The Heretic had a friend with astigmatism who was afraid of hallways because he felt like they were closing in on him. To cure himself he decided to measure the walls of a hallway and prove that they were parallel. He knew the Heretic was good with the latest tools so he asked him to set up a mobile laser-based measuring device with mirrors and other optics and a system processor capable of producing the desired result.
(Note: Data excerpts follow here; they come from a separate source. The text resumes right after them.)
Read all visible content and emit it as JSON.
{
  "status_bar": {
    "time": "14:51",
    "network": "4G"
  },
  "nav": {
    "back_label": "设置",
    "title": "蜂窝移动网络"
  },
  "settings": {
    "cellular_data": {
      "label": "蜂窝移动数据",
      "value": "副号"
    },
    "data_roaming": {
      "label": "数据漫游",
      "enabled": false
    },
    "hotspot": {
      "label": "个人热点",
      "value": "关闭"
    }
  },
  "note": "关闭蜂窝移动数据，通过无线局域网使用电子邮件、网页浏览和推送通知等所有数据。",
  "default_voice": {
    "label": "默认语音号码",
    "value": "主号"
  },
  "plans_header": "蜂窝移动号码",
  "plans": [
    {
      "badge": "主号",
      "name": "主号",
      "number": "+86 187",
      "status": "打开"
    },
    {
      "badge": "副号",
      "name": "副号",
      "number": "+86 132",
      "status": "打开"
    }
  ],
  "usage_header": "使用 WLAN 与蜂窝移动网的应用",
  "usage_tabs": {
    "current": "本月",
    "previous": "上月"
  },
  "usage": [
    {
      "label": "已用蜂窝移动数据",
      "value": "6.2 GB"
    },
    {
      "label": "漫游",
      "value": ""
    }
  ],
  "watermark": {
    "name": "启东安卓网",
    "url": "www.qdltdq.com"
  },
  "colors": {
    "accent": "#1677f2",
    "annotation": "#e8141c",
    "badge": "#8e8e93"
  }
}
The Heretic got a piece of string and some chalk and proceeded to do the proof the way the ancient Greeks did it.
- Cut string #1 to width of hall
- Fold string #1 in half twice and mark the folds to establish 4 quarters of the length
- Cut string #2 to the length of string #1 + ¼
- Tie pencils or chalk to each end of sting #2
- Fold string #2 in half and mark the midpoint
- Layout string #2 at a diagonal from one wall to another
- Tape down or tack the midpoint on string #2
- Use each pencil to draw an arc on the wall
- For each arc, cut string #3 to length of the arc at the endpoints on the floor
- Tape down or tack one end of string #3
- Fold string # in half and tape down or tack the midpoint
- Rotate the free end of string across the arc. If the end of the string matches the line, the arc is a perfect semicircle, therefore the walls are parallel
- By creating the arcs with string #2, you are creating double napped cones cut in half by the plane of the floor.
- A plane is perpendicular to the axis of the cones will intersect the cone to create a circle (as demonstrated by string #3).
- Two planes that are perpendicular to the same line (the axis of the cones) are parallel to each other.
The Greek mathematicians didn't need precise measuring tools. They had precise ideas.